“O combate à pirataria online é uma questão de segurança, proteção dos consumidores e confiança pública”. Quem o diz é o eurodeputado Hélder Sousa Silva, que no Parlamento Europeu, em Estrasburgo, exigiu “uma resposta europeia”, numa altura em que, segundo dados da Europol, crescem aceleradamente as transmissões piratas associadas a fraudes, roubo de dados e ciberataques.

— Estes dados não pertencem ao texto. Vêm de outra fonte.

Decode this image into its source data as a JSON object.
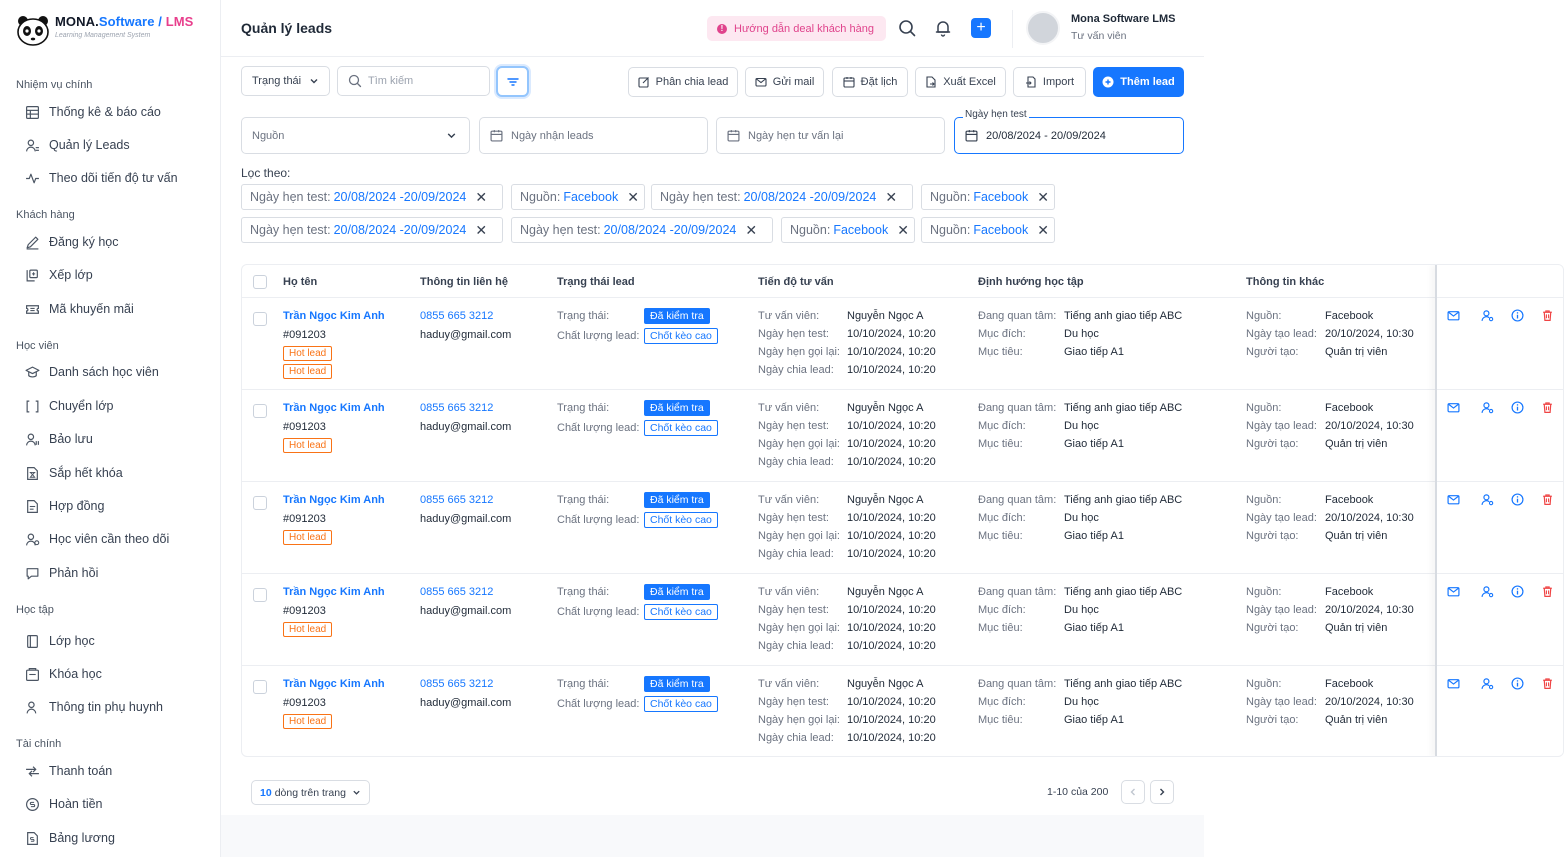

Considerando que o combate à pirataria online não é um ataque ao cidadão que tenta ver um jogo de futebol, nem se resume a prejuízos económicos, Hélder Sousa Silva garante ser antes um “crime de propriedade intelectual cada vez mais ligado ao crime
organizado”, como é reconhecido pela Plataforma Multidisciplinar Europeia contra as Ameaças Criminais. “Falamos de estruturas transnacionais, que geram lucros elevados, financiam outras atividades criminosas e expõem os consumidores a sérios riscos de
cibersegurança”, afirmou.
Apesar dos alertas da Europol para o crescimento acelerado das transmissões piratas, frequentemente associadas a fraudes, roubo de dados e ciberataques, Hélder Sousa Silva disse, na sua intervenção em plenário, que também o Parlamento Europeu há muitos anos tem alertado para este fenómeno, mas a Comissão Europeia “limitou-se a emitir uma Recomendação não vinculativa, em 2023, cuja avaliação confirma um impacto reduzido”.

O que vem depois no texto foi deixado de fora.